Thread moved here from HYP Practical and erstwhile biscuit bar
Well daveh, as a newcomer to these boards I have to say that it seems like you need a PhD in Lemon Fool even to be able to post on the right board. Compared with that investing is surely a simple task !.
Anyway you have clearly done well with your HYP strategy. If I’ve understood your unitisation numbers correctly (also new balls for me) then it sounds like you’ve at least tripled your capital since 2003. At a rough calculation that’s a 7% average gain per year which is more than acceptable.
Especially when you consider the things that you’ve invested in many of which have seen extremely troubled times (assuming that you’ve held them for most of that time ?). Scanning your list all of the following BT, LLOY, PRU, SSE, UU, VOD, PSN, CLLN (!), TSCO, LLPC and PFC have all seen MAJOR setbacks over the years. Just maybe that’s a tribute to the strategy in that you have been able to accumulate both capital and income over the years despite all those headwinds. TBH there are so many disasters there that I am honestly surprised that that the impact on your portfolio performance has not been more significant. But congratulations on your outstanding performance anyway.
Personally I see the frequent major setbacks in single stocks as a major reason to avoid these investments. I have only 6 in my portfolio now BP, RDSB, AV, LGEN, GSK and HSBA all of which I hope I can trust to not suffer the excessive falls that other stocks seem prone to. Or at least if they do then it’s probably worth buying some more of them. About 1/3rd of my portfolio is in what I hope are stocks with relatively stable SPs paying high dividends (preference shares and renewables). The rest is in high yield investment trusts or ETFs to minimise single stock effects and keep ongoing costs to a minimum. My portfolio can be found here if you are interested.
https://www.lemonfool.co.uk/viewtopic.php?t=16156#p20052t4
That said having the majority of my investments in equities is new to me as prior to March 2018 I was >80% invested in a range of preference shares. I started those investments in around 2011 and over the years that followed I reckon I almost doubled my money. But my comeuppance came In March 2018 with the preference share crash caused by the redemption threat. That caused a significant loss (and the threat of far worse) so I decided to sell everything and move to an equity income strategy, no small decision at that time. But with interest rates rising it seemed the best course of action. 2018 wasn’t great either but hoping for better things this year.
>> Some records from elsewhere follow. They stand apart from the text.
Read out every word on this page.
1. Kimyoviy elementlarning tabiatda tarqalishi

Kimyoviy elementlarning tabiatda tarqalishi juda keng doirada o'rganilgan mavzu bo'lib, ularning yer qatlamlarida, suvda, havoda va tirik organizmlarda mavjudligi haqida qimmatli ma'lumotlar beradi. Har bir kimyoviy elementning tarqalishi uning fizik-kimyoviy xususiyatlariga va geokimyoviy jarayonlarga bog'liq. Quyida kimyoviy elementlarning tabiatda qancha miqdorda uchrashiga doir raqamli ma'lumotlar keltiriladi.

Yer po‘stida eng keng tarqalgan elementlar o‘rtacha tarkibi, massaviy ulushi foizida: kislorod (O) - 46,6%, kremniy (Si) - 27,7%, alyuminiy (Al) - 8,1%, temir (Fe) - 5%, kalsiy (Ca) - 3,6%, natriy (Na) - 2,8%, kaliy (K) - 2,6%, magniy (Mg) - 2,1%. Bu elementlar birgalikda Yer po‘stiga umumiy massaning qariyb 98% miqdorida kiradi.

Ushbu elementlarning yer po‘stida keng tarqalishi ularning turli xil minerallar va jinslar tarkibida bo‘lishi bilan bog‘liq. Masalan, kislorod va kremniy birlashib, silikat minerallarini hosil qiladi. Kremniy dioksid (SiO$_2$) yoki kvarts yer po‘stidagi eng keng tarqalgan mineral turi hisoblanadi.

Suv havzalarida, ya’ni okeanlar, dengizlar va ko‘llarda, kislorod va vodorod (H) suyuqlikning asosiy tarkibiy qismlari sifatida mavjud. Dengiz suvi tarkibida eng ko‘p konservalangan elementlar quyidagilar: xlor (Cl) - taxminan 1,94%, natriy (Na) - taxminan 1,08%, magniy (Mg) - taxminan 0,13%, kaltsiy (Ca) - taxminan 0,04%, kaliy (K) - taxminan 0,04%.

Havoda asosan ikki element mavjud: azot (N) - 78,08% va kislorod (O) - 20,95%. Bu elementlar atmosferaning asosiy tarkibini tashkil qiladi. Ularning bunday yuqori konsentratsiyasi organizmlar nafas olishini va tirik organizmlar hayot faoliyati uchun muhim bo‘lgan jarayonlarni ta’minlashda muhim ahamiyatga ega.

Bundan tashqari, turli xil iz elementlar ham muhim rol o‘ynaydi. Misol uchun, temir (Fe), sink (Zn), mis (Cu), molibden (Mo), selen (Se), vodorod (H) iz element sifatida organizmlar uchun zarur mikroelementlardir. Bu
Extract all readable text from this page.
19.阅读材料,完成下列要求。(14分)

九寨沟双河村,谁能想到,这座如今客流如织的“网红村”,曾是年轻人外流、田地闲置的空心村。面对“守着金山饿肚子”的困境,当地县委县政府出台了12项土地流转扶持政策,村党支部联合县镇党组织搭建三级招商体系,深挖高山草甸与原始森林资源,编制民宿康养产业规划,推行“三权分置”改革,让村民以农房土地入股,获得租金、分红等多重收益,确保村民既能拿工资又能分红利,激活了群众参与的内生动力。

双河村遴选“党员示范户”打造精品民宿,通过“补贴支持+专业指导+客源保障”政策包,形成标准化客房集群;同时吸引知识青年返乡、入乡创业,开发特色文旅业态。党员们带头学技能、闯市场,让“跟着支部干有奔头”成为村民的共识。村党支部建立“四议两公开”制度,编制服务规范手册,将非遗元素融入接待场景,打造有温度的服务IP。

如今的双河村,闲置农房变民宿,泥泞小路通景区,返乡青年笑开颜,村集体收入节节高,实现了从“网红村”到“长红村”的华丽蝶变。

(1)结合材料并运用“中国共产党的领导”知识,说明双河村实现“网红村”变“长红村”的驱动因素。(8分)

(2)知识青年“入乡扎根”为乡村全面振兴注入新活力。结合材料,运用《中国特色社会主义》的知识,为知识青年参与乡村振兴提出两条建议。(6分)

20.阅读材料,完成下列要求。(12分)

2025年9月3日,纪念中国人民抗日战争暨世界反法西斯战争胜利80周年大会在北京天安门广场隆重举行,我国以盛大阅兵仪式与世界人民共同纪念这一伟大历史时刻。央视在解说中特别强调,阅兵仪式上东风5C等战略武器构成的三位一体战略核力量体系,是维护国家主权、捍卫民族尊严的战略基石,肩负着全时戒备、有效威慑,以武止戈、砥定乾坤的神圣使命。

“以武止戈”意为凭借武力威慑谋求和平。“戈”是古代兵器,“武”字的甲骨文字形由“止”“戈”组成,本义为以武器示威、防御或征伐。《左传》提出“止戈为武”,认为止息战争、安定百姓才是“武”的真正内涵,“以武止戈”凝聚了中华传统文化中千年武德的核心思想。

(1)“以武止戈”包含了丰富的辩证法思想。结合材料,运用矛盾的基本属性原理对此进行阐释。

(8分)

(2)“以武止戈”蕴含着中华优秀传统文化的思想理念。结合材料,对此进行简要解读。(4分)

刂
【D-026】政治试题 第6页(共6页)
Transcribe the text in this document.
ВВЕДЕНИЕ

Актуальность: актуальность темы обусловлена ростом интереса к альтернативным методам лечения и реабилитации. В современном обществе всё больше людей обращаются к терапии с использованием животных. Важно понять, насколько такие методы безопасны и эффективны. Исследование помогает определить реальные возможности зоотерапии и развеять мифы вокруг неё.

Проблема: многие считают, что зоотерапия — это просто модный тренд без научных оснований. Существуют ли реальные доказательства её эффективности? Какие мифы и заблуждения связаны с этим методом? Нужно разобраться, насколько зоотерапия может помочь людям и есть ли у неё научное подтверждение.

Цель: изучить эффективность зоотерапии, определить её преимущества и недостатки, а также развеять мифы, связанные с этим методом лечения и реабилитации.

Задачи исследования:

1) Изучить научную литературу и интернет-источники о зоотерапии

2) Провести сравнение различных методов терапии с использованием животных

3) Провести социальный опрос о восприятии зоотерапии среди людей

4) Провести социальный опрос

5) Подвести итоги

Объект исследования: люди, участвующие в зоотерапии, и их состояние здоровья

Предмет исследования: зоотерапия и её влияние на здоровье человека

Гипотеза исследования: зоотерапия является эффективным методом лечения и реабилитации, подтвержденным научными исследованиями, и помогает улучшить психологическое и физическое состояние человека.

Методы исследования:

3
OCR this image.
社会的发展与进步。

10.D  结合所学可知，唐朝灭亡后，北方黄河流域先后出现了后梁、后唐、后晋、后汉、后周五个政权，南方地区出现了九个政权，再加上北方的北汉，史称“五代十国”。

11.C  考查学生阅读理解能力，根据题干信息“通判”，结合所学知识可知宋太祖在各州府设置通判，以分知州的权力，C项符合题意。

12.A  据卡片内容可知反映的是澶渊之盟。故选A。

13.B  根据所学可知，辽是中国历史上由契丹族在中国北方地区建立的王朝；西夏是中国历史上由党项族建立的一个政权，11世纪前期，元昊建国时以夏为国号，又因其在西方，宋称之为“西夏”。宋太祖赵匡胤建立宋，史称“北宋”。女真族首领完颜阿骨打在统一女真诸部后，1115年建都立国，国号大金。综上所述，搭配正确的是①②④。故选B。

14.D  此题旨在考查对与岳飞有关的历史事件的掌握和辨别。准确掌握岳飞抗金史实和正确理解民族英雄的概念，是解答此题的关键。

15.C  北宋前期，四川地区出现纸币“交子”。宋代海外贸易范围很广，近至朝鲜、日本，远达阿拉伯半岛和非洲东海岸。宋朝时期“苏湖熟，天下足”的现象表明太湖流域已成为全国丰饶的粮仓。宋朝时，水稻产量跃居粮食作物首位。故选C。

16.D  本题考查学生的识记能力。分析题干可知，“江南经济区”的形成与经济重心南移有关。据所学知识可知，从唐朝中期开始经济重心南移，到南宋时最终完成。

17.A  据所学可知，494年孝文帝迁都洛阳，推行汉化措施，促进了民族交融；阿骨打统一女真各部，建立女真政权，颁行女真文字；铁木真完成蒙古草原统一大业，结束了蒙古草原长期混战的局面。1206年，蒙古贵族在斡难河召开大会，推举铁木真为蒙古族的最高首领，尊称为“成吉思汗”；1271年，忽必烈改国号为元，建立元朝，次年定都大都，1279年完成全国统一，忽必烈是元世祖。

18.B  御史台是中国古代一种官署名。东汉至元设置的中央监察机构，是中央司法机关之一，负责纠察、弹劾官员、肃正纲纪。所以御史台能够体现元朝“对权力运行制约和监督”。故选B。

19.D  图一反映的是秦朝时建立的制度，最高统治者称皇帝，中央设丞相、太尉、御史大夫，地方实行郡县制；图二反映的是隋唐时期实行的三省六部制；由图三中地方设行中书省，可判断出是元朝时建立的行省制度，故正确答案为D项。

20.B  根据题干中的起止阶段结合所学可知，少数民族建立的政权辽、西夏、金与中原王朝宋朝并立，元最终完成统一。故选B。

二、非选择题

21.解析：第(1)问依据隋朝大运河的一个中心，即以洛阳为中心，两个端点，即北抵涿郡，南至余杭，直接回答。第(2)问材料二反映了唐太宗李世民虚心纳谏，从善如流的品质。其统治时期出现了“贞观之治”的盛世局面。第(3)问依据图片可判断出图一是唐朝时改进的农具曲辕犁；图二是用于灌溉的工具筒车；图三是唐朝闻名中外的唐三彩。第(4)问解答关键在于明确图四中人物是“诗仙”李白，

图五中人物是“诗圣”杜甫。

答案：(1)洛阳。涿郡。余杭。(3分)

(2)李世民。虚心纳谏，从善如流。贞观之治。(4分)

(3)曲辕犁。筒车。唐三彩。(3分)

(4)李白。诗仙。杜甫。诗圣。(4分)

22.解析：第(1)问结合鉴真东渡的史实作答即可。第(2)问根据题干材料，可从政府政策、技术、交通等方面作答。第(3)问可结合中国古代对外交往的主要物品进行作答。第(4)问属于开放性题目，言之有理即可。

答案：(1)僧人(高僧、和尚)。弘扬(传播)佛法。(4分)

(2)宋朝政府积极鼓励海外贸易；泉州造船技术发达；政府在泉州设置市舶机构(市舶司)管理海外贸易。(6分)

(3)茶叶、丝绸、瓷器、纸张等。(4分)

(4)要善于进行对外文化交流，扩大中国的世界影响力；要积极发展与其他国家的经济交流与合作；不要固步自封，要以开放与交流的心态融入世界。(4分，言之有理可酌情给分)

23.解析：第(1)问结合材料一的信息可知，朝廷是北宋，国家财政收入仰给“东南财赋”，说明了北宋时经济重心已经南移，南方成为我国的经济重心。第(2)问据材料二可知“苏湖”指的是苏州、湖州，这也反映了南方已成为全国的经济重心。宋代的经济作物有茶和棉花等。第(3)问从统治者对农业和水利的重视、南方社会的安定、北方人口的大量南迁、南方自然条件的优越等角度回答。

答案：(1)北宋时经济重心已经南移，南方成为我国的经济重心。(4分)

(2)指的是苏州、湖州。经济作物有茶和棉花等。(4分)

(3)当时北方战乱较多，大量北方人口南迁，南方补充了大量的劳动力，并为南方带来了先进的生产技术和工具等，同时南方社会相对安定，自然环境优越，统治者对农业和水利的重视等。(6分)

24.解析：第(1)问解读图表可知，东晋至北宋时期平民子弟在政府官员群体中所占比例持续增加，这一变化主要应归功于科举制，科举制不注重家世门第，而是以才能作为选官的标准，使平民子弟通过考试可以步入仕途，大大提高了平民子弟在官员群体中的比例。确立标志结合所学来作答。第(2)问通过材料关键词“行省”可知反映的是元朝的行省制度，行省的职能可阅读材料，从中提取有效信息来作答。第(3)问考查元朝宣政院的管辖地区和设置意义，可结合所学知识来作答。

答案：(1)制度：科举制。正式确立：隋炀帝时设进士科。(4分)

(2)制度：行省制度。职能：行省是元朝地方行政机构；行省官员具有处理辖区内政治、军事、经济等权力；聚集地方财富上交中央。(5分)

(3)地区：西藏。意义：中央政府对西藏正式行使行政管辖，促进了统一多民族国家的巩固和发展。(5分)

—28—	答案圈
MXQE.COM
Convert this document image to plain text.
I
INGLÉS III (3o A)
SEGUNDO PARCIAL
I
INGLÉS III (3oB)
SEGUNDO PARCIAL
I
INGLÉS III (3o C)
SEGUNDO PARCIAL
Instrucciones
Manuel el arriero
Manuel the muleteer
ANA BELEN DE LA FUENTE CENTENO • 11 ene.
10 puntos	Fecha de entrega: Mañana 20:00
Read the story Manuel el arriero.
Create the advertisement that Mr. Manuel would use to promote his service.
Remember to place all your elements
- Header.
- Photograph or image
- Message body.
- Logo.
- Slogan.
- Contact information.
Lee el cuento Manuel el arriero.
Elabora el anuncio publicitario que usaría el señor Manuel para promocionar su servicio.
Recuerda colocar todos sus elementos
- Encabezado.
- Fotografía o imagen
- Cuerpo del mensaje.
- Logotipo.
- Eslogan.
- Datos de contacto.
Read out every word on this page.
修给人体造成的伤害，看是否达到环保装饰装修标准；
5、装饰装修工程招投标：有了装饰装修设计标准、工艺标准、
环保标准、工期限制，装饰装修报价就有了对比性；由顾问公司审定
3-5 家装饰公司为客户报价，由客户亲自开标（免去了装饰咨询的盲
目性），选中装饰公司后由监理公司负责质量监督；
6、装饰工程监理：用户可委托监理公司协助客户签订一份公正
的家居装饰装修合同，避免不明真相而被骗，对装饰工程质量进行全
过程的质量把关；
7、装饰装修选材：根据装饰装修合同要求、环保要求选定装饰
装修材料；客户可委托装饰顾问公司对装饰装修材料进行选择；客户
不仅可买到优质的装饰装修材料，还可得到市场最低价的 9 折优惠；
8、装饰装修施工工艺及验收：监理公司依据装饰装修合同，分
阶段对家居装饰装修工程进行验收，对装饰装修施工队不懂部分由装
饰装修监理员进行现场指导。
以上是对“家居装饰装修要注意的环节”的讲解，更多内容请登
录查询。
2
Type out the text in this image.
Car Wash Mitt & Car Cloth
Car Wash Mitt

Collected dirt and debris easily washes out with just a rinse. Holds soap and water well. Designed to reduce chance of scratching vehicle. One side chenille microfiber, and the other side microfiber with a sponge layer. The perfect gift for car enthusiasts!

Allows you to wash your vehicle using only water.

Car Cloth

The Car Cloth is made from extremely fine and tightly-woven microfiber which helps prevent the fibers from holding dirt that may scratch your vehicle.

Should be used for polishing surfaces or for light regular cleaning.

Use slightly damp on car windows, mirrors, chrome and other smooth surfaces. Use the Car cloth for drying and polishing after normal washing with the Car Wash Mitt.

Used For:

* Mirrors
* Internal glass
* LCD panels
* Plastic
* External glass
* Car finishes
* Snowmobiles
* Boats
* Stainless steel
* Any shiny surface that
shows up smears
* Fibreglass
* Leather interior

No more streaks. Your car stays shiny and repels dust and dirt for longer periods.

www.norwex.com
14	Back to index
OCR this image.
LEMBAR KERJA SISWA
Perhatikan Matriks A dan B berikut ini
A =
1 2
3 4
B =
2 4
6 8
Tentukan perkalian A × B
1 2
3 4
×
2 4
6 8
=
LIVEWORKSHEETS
With my pref investments my annual target was about an 8-10% capital gain pa. With my new portfolio its too early to tell really. But I am not afraid to sell to protect my capital when there is a market downturn. In fact I did exactly that towards the end of 2018 which spared me significant losses at that time. I believe in capital preservation and will take that route over income generation whenever I think that circumstances call for it.
Wishing you ATB with your investments.